Kyoto (1997) dan Paris (2015) menetapkan target ambisius namun sukarela, bergantung pada transisi bertahap, penyebaran teknologi, dan janji nasional—namun emisi global terus meningkat selama dekade, dengan penggunaan bahan bakar fosil berkembang di ekonomi berkembang. Namun gangguan Hormuz yang berkelanjutan bisa mengurangi emisi gas rumah kaca global jauh lebih agresif: membakar lebih sedikit minyak dan gas berarti lebih sedikit pelepasan CO₂ dari pembakaran, pelayaran (via pengalihan rute dan volume berkurang), serta industri hilir. Jika harga melonjak ke level 800–1000% dalam kepanikan berkepanjangan (mendorong minyak mentah ke $600–750/barel atau lebih), konsumsi energi runtuh melalui jatah, pembatasan, perubahan perilaku, dan kontraksi ekonomi—berpotensi memangkas emisi puluhan hingga ratusan juta ton per tahun, melampaui pengurangan bertahap dari adopsi energi terbarukan atau peningkatan efisiensi di bawah Paris.
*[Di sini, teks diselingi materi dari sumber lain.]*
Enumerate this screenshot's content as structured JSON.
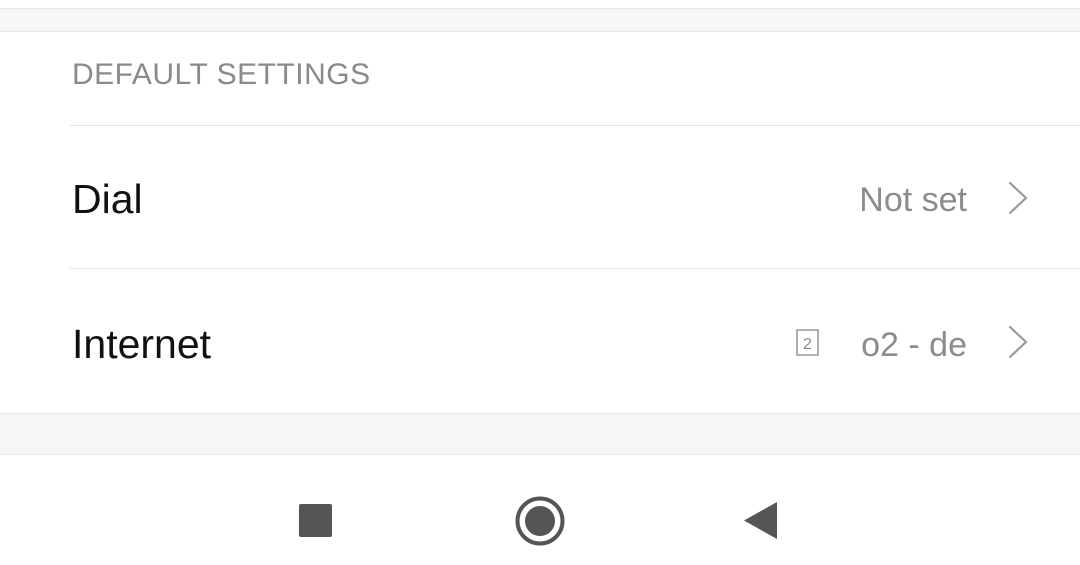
{
  "section": {
    "header": "DEFAULT SETTINGS"
  },
  "rows": [
    {
      "label": "Dial",
      "value": "Not set",
      "icon": "chevron-right-icon"
    },
    {
      "label": "Internet",
      "value": "o2 - de",
      "sim_badge": "2",
      "icon": "chevron-right-icon"
    }
  ],
  "navbar": {
    "recents_icon": "square-icon",
    "home_icon": "circle-icon",
    "back_icon": "triangle-back-icon"
  },
  "colors": {
    "background": "#ffffff",
    "gap": "#f6f6f6",
    "divider": "#e3e3e3",
    "label": "#111111",
    "secondary": "#8c8c8c",
    "nav_icon": "#555555"
  }
}
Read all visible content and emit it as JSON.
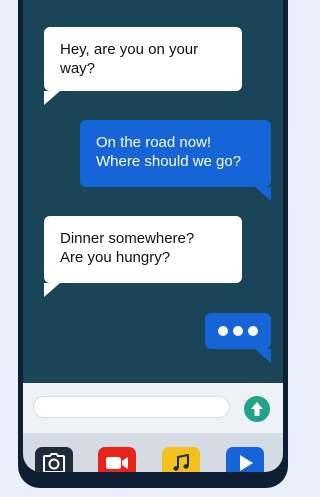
{
  "messages": [
    {
      "direction": "incoming",
      "text_lines": [
        "Hey, are you on your",
        "way?"
      ]
    },
    {
      "direction": "outgoing",
      "text_lines": [
        "On the road now!",
        "Where should we go?"
      ]
    },
    {
      "direction": "incoming",
      "text_lines": [
        "Dinner somewhere?",
        "Are you hungry?"
      ]
    },
    {
      "direction": "outgoing",
      "typing_indicator": true
    }
  ],
  "input": {
    "value": "",
    "placeholder": ""
  },
  "send_button": {
    "icon": "arrow-up-icon",
    "color": "#20a38a"
  },
  "app_buttons": [
    {
      "icon": "camera-icon",
      "color": "#1f2b3a"
    },
    {
      "icon": "video-camera-icon",
      "color": "#e8241b"
    },
    {
      "icon": "music-note-icon",
      "color": "#f4c01e"
    },
    {
      "icon": "play-icon",
      "color": "#1565d8"
    }
  ],
  "colors": {
    "incoming_bubble": "#ffffff",
    "outgoing_bubble": "#1565d8",
    "chat_background": "#1a4458",
    "phone_frame": "#0f1f33"
  }
}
Ini selaras secara mencolok dengan prinsip Islam tentang pengelolaan lingkungan. Al-Qur’an menggambarkan manusia sebagai khalifah (wakil atau pengelola) di bumi (misalnya 2:30, 6:165), dipercaya dengan amanah (kepercayaan/tanggung jawab) untuk melindungi dan menyeimbangkan ciptaan, bukan mengeksploitasinya secara boros. Konsep tidak merusak bumi (fasad fi al-ard, 7:56, 30:41) dan kesederhanaan dalam konsumsi menekankan pelestarian sumber daya untuk generasi mendatang. Gangguan Iran—dilihat melalui lensa ini—bisa dipandang sebagai penegakan ekstrem pengelolaan planet: dengan menghentikan aliran bahan bakar fosil tak terkendali yang mendorong gangguan iklim, ia memaksa umat manusia menuju pengendalian diri, pengurangan ekstraksi, dan percepatan transisi menjauh dari ketergantungan karbon.

Pelajaran Strategis

Arab Saudi mungkin memompa minyak terbanyak; AS mungkin memiliki militer terbesar; raksasa energi mungkin menguasai produksi. Namun tak satu pun memegang tuas penentu yang terungkap oleh krisis ini.

Tuas itu adalah gangguan. Iran—melalui ancaman langsung dan respons rasional pasar asuransi—telah menunjukkan kemampuan menghentikan aliran. Ekonomi global, kecanduan energi murah tak terputus seperti alam semesta Dune pada melange, kini menghadapi kerentanannya sendiri.

Dalam kata-kata Herbert, diucapkan di antara bukit pasir Arrakis: Kontrol bukanlah kepemilikan sumber daya. Kontrol adalah kemampuan untuk menghentikan aliran.

Selat Hormuz bukan sekadar jalur pelayaran. Ia adalah arteri utama dunia yang bergantung pada energi. Memutusnya—bahkan secara tidak langsung melalui mekanisme keuangan—mengungkap betapa rapuhnya globalisasi sebenarnya. Pelajaran Maret 2026 bergema melintasi abad dan galaksi: kekuatan sejati bukan terletak pada siapa yang menguasai rempah, melainkan siapa yang bisa mengganggunya.